Date Published: February 13, 2019
Publisher: Public Library of Science
Author(s): Megan E. Brasch, Giuseppe Passucci, Anushree C. Gulvady, Christopher E. Turner, M. Lisa Manning, James H. Henderson, Juan Carlos del Alamo.
Cell motility is critical to biological processes from wound healing to cancer metastasis to embryonic development. The involvement of organelles in cell motility is well established, but the role of organelle positional reorganization in cell motility remains poorly understood. Here we present an automated image analysis technique for tracking the shape and motion of Golgi bodies and cell nuclei. We quantify the relationship between nuclear orientation and the orientation of the Golgi body relative to the nucleus before, during, and after exposure of mouse fibroblasts to a controlled change in cell substrate topography, from flat to wrinkles, designed to trigger polarized motility. We find that the cells alter their mean nuclei orientation, in terms of the nuclear major axis, to increasingly align with the wrinkle direction once the wrinkles form on the substrate surface. This change in alignment occurs within 8 hours of completion of the topographical transition. In contrast, the position of the Golgi body relative to the nucleus remains aligned with the pre-programmed wrinkle direction, regardless of whether it has been fully established. These findings indicate that intracellular positioning of the Golgi body precedes nuclear reorientation during mouse fibroblast directed migration on patterned substrates. We further show that both processes are Rho-associated kinase (ROCK) mediated as they are abolished by pharmacologic ROCK inhibition whereas mouse fibroblast motility is unaffected. The automated image analysis technique introduced could be broadly employed in the study of polarization and other cellular processes in diverse cell types and micro-environments. In addition, having found that the nuclei Golgi vector may be a more sensitive indicator of substrate features than the nuclei orientation, we anticipate the nuclei Golgi vector to be a useful metric for researchers studying the dynamics of cell polarity in response to different micro-environments.

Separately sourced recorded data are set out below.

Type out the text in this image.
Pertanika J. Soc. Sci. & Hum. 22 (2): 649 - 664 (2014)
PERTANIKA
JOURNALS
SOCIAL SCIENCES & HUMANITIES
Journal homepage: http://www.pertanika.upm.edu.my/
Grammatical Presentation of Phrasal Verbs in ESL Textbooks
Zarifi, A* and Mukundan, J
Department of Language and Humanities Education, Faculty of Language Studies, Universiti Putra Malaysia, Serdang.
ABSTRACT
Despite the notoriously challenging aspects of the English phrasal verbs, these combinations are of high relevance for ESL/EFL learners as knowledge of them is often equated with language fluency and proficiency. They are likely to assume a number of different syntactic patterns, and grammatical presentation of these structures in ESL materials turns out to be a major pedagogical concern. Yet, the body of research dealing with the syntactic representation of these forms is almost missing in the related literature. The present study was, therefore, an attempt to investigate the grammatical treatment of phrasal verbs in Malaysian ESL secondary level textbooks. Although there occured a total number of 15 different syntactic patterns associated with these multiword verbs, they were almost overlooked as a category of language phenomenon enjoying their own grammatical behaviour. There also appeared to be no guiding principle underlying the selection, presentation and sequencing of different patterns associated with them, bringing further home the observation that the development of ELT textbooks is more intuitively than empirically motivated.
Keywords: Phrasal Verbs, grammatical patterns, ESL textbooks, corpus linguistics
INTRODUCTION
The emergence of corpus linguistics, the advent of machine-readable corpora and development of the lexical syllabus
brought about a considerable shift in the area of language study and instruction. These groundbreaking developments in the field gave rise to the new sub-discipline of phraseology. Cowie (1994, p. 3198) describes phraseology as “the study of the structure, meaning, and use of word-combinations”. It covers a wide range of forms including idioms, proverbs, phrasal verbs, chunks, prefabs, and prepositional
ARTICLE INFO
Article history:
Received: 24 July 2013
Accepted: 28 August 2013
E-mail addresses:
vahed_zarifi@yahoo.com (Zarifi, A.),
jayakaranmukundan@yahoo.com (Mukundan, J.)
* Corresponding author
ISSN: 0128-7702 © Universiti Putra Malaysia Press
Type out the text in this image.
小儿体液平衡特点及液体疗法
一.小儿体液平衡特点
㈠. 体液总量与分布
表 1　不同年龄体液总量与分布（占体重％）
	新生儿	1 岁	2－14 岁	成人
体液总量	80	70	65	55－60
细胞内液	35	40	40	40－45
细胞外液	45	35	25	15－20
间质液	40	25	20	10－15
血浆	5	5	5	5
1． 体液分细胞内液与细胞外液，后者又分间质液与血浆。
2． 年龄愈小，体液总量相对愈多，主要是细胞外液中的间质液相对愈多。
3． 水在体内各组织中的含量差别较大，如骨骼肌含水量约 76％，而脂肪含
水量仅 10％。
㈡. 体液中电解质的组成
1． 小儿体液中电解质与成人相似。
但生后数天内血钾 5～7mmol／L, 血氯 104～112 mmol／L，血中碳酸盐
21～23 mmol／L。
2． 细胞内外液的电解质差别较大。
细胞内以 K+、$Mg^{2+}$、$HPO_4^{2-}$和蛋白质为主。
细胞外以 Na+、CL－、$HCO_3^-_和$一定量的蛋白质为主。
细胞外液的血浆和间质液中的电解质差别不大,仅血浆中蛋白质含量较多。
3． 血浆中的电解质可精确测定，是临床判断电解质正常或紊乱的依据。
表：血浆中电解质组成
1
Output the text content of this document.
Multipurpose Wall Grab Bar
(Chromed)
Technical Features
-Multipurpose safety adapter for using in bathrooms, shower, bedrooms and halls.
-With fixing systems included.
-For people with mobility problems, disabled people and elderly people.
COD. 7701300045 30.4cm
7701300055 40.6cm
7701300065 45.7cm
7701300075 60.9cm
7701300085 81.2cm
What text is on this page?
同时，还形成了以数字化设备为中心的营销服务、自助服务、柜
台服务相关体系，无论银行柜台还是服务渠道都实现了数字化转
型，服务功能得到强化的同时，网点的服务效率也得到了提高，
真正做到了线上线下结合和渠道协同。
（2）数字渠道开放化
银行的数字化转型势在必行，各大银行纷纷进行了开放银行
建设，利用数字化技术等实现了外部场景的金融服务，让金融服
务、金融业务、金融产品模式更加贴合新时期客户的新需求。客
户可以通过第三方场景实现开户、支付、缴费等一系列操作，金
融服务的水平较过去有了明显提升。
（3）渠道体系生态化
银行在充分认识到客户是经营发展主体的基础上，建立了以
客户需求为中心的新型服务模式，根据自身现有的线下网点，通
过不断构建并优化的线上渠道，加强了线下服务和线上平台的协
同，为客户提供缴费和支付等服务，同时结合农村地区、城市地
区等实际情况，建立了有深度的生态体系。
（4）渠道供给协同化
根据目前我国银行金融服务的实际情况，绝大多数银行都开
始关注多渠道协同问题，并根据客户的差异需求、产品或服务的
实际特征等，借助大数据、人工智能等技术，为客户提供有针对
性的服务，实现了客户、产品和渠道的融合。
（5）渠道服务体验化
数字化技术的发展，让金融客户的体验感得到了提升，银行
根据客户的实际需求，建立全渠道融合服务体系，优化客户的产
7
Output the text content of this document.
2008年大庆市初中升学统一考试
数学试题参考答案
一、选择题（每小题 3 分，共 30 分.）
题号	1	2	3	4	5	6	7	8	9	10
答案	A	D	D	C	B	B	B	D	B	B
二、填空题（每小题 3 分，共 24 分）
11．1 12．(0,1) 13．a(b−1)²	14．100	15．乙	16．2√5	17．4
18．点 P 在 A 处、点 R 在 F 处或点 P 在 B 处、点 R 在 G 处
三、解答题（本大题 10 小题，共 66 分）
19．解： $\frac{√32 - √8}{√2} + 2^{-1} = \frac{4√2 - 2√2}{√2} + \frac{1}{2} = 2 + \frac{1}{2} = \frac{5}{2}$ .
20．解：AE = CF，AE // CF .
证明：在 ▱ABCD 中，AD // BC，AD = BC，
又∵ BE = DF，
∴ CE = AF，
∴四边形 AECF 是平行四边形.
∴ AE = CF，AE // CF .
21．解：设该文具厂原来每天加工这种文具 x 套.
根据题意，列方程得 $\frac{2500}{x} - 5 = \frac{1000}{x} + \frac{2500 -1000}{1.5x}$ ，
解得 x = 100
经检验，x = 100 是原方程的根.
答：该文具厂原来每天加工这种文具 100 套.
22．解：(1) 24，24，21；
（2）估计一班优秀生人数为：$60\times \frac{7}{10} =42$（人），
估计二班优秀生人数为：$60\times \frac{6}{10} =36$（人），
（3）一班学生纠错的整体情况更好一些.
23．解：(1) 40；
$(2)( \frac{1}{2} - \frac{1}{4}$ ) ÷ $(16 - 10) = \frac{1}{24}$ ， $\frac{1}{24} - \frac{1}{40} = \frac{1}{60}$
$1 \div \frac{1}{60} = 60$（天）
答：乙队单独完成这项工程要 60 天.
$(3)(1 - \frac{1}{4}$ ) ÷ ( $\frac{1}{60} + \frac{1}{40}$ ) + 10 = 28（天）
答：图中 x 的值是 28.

The organization and reorganization of intracellular structures and organelles is key to the complex biological processes of both cell motility and collective cell behaviors at the tissue scale. For example, fixed slide images of stained nuclei and microtubule-organizing centers (MTOCs) have implicated these organelles in fibroblast wound-edge polarization and cell-cell contact polarity . Indeed, during the process of polarization and directed motility, both the MTOC and Golgi become positioned towards the wound edge while the nucleus becomes positioned away from the leading edge, with coordination of these events dependent on the small RhoGTPase Cdc42 [1–4]. The repositioning of the Golgi apparatus contributes to polarized cell migration by facilitating the efficient transfer of Golgi-derived vesicles, via microtubules, to the cells leading edge [5, 6]. These vesicles provide the membrane and associated proteins necessary for directed lamellipodial protrusion . Importantly, the timing of Golgi repositioning in relation to changes in overall cell morphology and intracellular signaling remain poorly understood.